Hasyim berkata, “Aku tidak melihat ada seorangpun di Kufah yang lebih baik bacaannya tentang kitabullah selain Al-A’masy.”[6]
Abdulllah bin Dawud Al-Kuraibi berkata “Aku pernah mendengar jika Asy-Syu’bah mendengar nama Al-A’masy maka dengan cepat ia akan berkata Al-Mushaf.” –Al-Mushaf (orang itu seperti mushaf).
Umar bin Ali berkata: “Al-A’masy disebut dengan al mushaf karena kejujurannya.” [7]
Waki’ bin Al-Jarah berkata: ”Hampir selama tujuh puluh tahun Al-A’masy tidak pernah tertinggal dari takbiratul ihram pertama (melakukan shalat di awal waktu).”
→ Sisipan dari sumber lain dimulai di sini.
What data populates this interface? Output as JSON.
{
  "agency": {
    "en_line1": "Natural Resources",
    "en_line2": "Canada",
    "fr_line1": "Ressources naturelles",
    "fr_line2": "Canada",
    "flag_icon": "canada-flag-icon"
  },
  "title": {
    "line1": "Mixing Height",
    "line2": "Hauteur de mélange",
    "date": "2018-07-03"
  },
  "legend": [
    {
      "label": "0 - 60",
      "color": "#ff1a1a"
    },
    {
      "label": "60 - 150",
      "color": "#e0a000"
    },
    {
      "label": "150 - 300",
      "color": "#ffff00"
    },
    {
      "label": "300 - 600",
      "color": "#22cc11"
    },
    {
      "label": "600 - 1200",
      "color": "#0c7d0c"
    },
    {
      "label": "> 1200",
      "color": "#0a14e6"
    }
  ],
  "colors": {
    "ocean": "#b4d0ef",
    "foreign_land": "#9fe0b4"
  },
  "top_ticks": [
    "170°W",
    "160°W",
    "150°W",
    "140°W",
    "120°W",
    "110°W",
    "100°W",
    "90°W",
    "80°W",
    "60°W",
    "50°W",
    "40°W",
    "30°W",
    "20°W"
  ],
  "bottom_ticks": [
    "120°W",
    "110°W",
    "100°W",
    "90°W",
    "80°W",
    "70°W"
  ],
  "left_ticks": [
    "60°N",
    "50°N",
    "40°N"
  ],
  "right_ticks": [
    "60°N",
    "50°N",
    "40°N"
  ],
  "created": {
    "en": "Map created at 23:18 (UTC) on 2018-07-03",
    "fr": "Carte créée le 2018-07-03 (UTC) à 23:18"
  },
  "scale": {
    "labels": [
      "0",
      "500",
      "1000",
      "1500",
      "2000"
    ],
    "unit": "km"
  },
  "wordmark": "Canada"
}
Abdullah Al-Khuraibi berkata: Tidak ada orang yang datang sesudah Al-A’masy yang lebih banyak ibadah darinya.”[8]
Abdurrazak berkata: “Beberapa orang dari sahabat kami telah memberitahukan kepada kami , sesungguhnya Al-A’masy sering bangun tidur karena ada keperluan dia tidak menyentuh air akan tetapi meletakan tangannya pada dindng dan bertayamum kemudian tidur lagi lalu ada orang yang menanyakan kebiasaan itu kepadanya dia berkata aku takut meninggal dunia dalam keadaan tidak bersuci.”[9]
Ibrahim bin Uru’rah berkata: “Aku pernah mendengar bahwa Yahya Al-Qahtan setiap disebutkan nama Al-A’masy maka dia akan berkata dia adalah ahli ibadah, selalu menjaga shalat berjamaah, dan berada pada barisan terdepan. Dia merupakan simbol dan contoh bagi umat islam dan dia selalu berusaha mendapatkan barisan terdepan.”[10]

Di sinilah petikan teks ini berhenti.